When I was 13 years old, I went exploring into a storage area of my grandparent's old farmhouse, a place we dubbed "the backroom". In this room, my imagination was allowed to roam into dangerous territory; it was filled with treasures beyond my wildest dreams. Old paintings, cracked glass bottles, dusty trunks with skeleton key locks, broken tombstones, dirty piles of ancient papers...practically anything and everything that an old farmhouse could hold. I dreamed of finding something worth millions, an old treasure map, the draft of a precious historical document...anything! Instead, what I found was an old guitar case, dusty, scratched and beaten, made of a reddish glossy leather with a broken zipper. The guitar inside was missing two strings and was coated with an inch of grime and time...but I had found the treasure that would become priceless to me.

I learned that the guitar was my mother's, something she had purchased as a teenager in the 70's (Sorry to date you, mom!) I begged her to let me learn to play it. She finally relented, allowing me to get new strings, a book on chords and eventually, a new case. Two years later, on my fifteenth birthday, she gave me the guitar as a birthday present. We still have the picture; I burst into tears when I saw the case with a big bow on it and I'm tearing up writing this now. That guitar has been a friend to me like nothing else in my life. It has seen me through love and heartache, through death and despair, and through joy and praise. It has traveled with me across the country and has served me even in foreign lands. Today's picture is special to me because it depicts the "ghost" of both my mother and myself playing that same guitar throughout the years. The hands have changed, growing older and more fragile. The strings have changed, from the dry sullied strands of 30 years ago to the supple yet delicate fibers of today. The notes have lingered and faded...but the gift of music it has brought to me remains as stoic and unchanging as the love of my mother.
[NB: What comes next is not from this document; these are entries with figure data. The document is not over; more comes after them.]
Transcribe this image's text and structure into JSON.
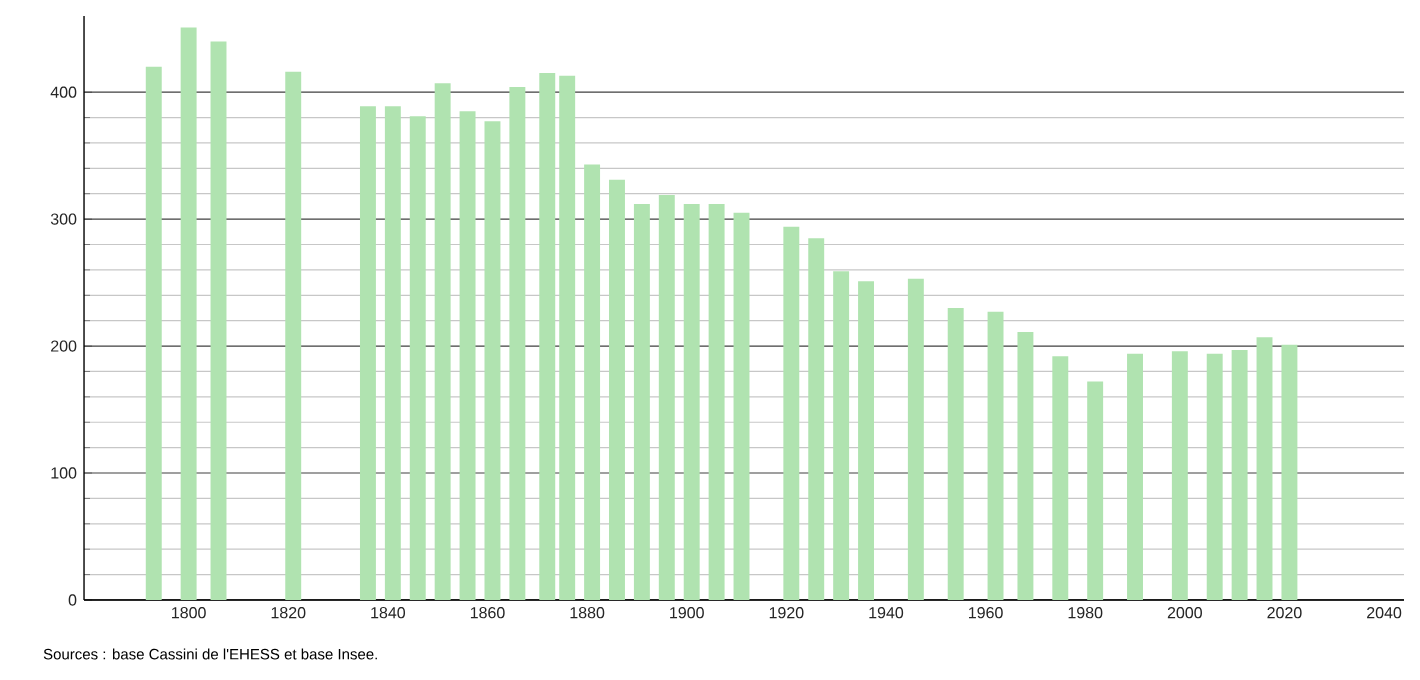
{
  "chart_data": {
    "type": "bar",
    "x": [
      1793,
      1800,
      1806,
      1821,
      1836,
      1841,
      1846,
      1851,
      1856,
      1861,
      1866,
      1872,
      1876,
      1881,
      1886,
      1891,
      1896,
      1901,
      1906,
      1911,
      1921,
      1926,
      1931,
      1936,
      1946,
      1954,
      1962,
      1968,
      1975,
      1982,
      1990,
      1999,
      2006,
      2011,
      2016,
      2021
    ],
    "values": [
      420,
      451,
      440,
      416,
      389,
      389,
      381,
      407,
      385,
      377,
      404,
      415,
      413,
      343,
      331,
      312,
      319,
      312,
      312,
      305,
      294,
      285,
      259,
      251,
      253,
      230,
      227,
      211,
      192,
      172,
      194,
      196,
      194,
      197,
      207,
      201
    ],
    "color": "#b0e3b0",
    "xlim": [
      1779,
      2044
    ],
    "xticks": [
      1800,
      1820,
      1840,
      1860,
      1880,
      1900,
      1920,
      1940,
      1960,
      1980,
      2000,
      2020,
      2040
    ],
    "ylim": [
      0,
      460
    ],
    "yticks": [
      0,
      100,
      200,
      300,
      400
    ],
    "grid": "y",
    "annotations": [
      "Sources : base Cassini de l'EHESS et base Insee."
    ]
  }
}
Someday, I hope to pass it on to my children and maybe hundreds of years from now, some child will find it in a back room, dusty, dirty, half broken...and yet, filled with the promise of a new "ghost" to come!

4 comments:

mumsie said...

now you made Me get tears...love you, middle one!

Anonymous said...

Okay, so we'll just have a good cry-a-thon!

Well done, HB.

Framing Images and Memories said...

What a great story and image. I'm jealous because I want to learn to play and now I want to even more. I know you love music and so Im happy that you have this musical memory connected to family.

trishalyn said...

Beautiful images!!! Am intrigued by the "ghost" image. Would you please share your technique? Your story nearly brought tears to MY eyes, too. Wonderful!!!